Entrevista de Vatican News, Ene-11-2018, con el card. Pietro Parolin, Secretario de Estado del Estado Vaticano. Traducimos la segunda pregunta.

Los jóvenes recuerdan, por supuesto, a la familia. En agosto, en Dublín, el Encuentro Mundial de las Familias: un evento importante que se produce dos años después de la publicación de Amoris Laetitia. ¿Qué balance se puede hacer, en su opinión, sobre la recepción de este documento y por qué, en su opinión, ha provocado una confrontación tan acalorada en el mundo católico?

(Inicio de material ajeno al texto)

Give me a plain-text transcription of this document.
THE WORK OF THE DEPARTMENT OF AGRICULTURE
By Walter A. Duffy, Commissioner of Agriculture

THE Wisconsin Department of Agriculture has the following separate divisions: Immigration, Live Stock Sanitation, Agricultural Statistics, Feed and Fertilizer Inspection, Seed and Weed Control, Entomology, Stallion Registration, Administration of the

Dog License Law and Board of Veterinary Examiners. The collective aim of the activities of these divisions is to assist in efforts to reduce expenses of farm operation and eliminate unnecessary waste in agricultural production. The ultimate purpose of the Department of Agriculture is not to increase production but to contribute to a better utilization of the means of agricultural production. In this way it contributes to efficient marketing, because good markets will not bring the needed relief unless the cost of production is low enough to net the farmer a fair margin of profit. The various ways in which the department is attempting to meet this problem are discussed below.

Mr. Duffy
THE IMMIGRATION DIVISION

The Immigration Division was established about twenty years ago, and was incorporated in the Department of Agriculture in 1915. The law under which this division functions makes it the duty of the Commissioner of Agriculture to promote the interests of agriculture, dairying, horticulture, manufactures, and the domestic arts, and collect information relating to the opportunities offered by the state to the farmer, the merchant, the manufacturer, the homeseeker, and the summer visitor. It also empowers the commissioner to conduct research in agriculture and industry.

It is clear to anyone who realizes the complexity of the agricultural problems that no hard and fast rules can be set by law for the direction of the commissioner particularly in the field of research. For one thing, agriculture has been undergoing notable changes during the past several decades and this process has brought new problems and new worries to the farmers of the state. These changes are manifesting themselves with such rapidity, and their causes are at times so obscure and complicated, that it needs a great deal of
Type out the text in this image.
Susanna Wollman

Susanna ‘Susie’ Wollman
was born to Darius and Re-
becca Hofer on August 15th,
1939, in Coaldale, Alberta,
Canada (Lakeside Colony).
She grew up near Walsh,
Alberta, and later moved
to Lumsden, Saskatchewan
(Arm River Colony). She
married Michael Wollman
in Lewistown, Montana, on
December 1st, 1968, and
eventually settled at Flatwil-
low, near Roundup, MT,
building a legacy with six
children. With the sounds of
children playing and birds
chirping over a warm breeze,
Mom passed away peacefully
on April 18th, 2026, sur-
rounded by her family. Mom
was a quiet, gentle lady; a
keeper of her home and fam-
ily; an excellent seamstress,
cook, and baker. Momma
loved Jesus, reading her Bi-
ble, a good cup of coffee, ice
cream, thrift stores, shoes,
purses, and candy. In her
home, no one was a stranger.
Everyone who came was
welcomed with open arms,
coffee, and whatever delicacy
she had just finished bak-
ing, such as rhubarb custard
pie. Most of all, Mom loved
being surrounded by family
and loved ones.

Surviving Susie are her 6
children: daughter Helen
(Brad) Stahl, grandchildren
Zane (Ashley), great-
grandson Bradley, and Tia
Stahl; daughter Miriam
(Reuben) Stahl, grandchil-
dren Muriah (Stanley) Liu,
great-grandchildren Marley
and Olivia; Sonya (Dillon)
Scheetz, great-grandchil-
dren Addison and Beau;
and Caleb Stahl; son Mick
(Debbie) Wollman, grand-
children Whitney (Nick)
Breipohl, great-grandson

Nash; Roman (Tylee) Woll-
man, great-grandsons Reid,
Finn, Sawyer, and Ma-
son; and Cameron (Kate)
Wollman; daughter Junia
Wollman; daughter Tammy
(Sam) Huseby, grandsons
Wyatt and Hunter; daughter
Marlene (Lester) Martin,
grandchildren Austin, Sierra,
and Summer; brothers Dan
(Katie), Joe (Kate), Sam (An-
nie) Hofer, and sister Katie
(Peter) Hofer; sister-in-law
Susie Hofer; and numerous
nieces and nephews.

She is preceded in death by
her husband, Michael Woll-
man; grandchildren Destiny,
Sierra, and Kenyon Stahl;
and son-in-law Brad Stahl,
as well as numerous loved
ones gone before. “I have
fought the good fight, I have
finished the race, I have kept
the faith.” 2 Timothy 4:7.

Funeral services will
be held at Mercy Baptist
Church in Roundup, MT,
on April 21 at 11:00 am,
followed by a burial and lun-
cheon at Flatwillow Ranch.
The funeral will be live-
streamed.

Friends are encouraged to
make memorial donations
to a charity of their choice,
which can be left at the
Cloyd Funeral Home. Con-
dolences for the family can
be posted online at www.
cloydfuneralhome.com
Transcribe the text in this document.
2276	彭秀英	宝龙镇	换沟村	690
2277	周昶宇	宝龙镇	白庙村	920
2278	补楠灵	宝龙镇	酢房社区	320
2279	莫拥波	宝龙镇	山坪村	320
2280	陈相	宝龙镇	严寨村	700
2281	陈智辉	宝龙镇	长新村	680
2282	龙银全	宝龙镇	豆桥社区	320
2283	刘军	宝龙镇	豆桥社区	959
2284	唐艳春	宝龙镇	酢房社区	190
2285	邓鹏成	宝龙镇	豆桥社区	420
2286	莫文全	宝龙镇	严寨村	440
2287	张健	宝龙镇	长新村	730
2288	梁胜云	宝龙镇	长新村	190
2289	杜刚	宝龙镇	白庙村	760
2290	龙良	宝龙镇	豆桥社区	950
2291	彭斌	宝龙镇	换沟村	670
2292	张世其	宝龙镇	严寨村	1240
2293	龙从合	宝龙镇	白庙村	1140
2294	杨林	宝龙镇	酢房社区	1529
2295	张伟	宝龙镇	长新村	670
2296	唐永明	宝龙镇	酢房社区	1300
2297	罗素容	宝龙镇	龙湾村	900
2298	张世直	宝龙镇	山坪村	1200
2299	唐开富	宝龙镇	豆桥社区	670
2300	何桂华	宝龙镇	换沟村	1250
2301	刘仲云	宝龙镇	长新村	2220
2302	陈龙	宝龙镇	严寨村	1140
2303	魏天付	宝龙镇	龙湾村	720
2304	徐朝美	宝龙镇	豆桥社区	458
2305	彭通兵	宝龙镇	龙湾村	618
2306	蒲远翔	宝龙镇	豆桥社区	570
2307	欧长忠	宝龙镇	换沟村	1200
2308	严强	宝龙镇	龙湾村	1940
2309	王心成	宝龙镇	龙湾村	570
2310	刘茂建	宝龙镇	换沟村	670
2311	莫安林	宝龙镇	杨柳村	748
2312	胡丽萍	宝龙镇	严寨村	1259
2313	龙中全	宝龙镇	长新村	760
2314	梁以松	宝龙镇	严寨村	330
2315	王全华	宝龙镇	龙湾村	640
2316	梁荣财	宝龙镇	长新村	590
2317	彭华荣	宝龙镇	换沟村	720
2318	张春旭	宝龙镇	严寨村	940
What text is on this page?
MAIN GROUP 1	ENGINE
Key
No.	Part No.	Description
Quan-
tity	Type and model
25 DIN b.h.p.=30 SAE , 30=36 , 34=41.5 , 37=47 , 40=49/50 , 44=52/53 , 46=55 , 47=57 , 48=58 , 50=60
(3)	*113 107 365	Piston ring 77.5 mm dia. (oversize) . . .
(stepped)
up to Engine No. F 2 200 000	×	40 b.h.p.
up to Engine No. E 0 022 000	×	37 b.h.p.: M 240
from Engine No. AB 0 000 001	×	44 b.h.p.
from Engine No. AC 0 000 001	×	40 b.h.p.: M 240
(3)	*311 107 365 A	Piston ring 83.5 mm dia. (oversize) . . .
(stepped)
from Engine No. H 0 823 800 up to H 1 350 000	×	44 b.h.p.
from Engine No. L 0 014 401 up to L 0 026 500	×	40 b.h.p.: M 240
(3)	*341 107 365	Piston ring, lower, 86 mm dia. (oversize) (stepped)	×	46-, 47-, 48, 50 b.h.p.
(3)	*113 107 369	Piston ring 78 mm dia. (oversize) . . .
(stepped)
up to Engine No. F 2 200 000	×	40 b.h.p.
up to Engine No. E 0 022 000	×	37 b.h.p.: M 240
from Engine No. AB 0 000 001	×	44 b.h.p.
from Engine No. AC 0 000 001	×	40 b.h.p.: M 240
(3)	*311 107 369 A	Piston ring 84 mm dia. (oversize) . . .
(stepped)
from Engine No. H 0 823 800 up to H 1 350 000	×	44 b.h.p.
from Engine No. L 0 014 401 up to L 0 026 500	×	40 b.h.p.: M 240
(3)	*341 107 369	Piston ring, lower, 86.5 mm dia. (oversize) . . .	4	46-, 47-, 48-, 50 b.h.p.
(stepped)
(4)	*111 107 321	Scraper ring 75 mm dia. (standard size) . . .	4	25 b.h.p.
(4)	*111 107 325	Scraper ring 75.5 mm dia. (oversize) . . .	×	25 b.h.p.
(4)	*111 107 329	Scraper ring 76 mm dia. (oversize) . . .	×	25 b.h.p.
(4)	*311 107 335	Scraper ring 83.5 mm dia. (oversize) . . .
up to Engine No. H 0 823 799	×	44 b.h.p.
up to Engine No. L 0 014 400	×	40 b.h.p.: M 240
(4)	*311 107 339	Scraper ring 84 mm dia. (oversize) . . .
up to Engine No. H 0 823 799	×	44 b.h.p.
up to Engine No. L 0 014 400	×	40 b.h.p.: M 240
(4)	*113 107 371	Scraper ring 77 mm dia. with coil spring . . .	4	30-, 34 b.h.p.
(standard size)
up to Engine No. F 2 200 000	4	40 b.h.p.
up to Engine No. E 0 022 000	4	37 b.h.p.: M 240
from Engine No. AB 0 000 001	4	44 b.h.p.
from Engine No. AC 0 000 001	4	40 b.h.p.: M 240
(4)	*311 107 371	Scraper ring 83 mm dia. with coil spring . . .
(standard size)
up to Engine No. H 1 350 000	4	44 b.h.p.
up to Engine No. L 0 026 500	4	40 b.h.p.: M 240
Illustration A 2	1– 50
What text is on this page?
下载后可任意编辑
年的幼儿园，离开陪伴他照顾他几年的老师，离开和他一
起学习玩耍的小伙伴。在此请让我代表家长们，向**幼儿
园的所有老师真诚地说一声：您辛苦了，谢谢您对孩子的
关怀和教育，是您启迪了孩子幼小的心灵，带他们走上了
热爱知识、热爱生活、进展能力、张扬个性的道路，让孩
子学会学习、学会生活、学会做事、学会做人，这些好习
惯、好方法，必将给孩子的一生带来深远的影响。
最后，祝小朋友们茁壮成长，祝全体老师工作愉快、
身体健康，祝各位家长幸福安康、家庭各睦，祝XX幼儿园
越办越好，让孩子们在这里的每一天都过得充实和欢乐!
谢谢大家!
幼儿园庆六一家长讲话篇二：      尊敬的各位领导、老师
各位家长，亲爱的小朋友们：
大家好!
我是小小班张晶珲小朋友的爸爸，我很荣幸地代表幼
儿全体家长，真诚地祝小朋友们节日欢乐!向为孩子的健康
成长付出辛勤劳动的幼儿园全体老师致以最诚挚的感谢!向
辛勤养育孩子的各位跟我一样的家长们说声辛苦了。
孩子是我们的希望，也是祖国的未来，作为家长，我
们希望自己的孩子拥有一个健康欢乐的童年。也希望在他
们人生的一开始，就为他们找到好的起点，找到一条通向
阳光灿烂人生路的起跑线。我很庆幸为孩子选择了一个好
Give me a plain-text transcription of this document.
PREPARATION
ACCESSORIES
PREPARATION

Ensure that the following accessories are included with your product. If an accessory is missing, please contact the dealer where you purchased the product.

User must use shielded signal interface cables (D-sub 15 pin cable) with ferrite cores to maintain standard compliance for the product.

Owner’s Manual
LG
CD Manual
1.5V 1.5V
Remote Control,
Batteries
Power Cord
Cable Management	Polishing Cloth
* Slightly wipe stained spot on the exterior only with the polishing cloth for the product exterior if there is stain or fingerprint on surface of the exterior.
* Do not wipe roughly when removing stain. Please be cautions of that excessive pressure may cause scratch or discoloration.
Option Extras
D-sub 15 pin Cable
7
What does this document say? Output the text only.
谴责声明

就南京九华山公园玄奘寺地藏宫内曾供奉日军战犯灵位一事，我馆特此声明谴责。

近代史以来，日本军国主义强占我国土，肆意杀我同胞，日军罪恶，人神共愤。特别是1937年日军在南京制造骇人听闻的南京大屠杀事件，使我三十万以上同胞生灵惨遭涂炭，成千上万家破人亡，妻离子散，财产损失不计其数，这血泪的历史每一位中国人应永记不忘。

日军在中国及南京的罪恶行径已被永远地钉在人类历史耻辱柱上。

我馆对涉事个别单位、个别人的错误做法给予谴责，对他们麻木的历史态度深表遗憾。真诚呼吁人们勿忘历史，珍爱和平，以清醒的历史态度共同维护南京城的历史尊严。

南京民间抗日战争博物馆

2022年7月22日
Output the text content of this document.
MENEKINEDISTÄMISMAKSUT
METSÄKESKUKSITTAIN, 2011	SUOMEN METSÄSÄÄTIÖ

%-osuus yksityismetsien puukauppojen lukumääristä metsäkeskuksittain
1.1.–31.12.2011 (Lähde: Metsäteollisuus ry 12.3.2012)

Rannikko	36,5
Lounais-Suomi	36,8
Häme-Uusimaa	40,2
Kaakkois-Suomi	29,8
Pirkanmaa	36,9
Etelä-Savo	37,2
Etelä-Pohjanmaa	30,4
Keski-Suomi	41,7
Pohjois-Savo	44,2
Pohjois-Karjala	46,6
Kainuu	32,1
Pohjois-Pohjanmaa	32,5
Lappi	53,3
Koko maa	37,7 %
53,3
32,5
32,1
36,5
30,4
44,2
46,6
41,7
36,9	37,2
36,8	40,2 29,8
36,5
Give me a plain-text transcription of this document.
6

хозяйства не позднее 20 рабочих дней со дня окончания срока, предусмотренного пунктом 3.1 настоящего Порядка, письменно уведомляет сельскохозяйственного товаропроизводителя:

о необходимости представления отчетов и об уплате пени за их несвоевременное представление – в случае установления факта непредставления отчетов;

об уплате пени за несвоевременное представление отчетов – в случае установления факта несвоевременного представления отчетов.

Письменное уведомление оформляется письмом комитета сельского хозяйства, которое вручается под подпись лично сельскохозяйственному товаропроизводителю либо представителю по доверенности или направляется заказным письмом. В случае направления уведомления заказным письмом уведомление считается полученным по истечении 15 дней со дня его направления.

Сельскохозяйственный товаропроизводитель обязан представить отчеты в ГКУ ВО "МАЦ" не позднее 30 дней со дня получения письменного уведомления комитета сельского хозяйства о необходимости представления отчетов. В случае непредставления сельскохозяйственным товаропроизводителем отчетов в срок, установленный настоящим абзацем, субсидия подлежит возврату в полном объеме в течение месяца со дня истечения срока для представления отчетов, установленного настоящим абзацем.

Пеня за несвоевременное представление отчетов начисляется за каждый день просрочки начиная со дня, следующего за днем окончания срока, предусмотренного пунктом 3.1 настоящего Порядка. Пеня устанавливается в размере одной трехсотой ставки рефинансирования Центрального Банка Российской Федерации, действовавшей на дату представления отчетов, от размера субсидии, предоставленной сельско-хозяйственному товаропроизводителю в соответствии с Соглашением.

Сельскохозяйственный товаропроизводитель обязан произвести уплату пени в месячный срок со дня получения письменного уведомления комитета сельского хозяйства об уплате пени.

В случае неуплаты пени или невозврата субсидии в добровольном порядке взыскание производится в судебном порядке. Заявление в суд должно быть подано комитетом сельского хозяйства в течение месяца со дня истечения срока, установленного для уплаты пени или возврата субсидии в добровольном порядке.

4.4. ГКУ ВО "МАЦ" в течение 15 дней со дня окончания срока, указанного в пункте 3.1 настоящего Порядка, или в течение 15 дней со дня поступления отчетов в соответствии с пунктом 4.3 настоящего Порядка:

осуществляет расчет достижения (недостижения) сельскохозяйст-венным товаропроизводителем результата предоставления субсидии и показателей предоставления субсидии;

Evidentemente, la Iglesia después de la celebración de los dos Sínodos y la publicación de la Exhortación Apostólica Amoris Laetitia, ha tomado esta dirección. Y seguramente, también la celebración de la Jornada Mundial de la Familia en Dublín será una etapa —creo— importante porque también es la primera, al fin de cuentas, después de la publicación del documento. Una etapa de reflexión, una etapa de profundización y una etapa también para llevar a cabo este proceso de aplicación de las indicaciones de Amoris Laetitia. Incluso aquí, tal vez usaría el mismo término que utilicé antes, es decir que, al fin de cuentas, Amoris Laetitia surgió de un nuevo paradigma que el Papa Francisco está llevando a cabo con sabiduría, con prudencia e incluso con paciencia. Probablemente, las dificultades que han surgido y que todavía existen en la Iglesia, así como algunos aspectos del contenido, se deben precisamente a este cambio de actitud que el Papa nos pide. Un cambio de paradigma, inherente en el texto mismo, que se nos pide: ¡este nuevo espíritu, este nuevo enfoque! Entonces, evidentemente, cada cambio siempre implica dificultades, pero estas dificultades deben ser tomadas en cuenta y deben ser enfrentadas con compromiso, para encontrar respuestas que se conviertan en momentos de posterior crecimiento, de posterior profundización. Aquí también creo que Amoris Laetitia, además de ser un abrazo que la Iglesia da a la familia y sus problemáticas en el mundo de hoy, para ayuda de verdad a encarnar el Evangelio en el interior de la familia —que ya es un Evangelio: el Evangelio de la familia— es al mismo tiempo, también un pedido de ayuda a las familias para que colaboren y contribuyan al crecimiento de la Iglesia.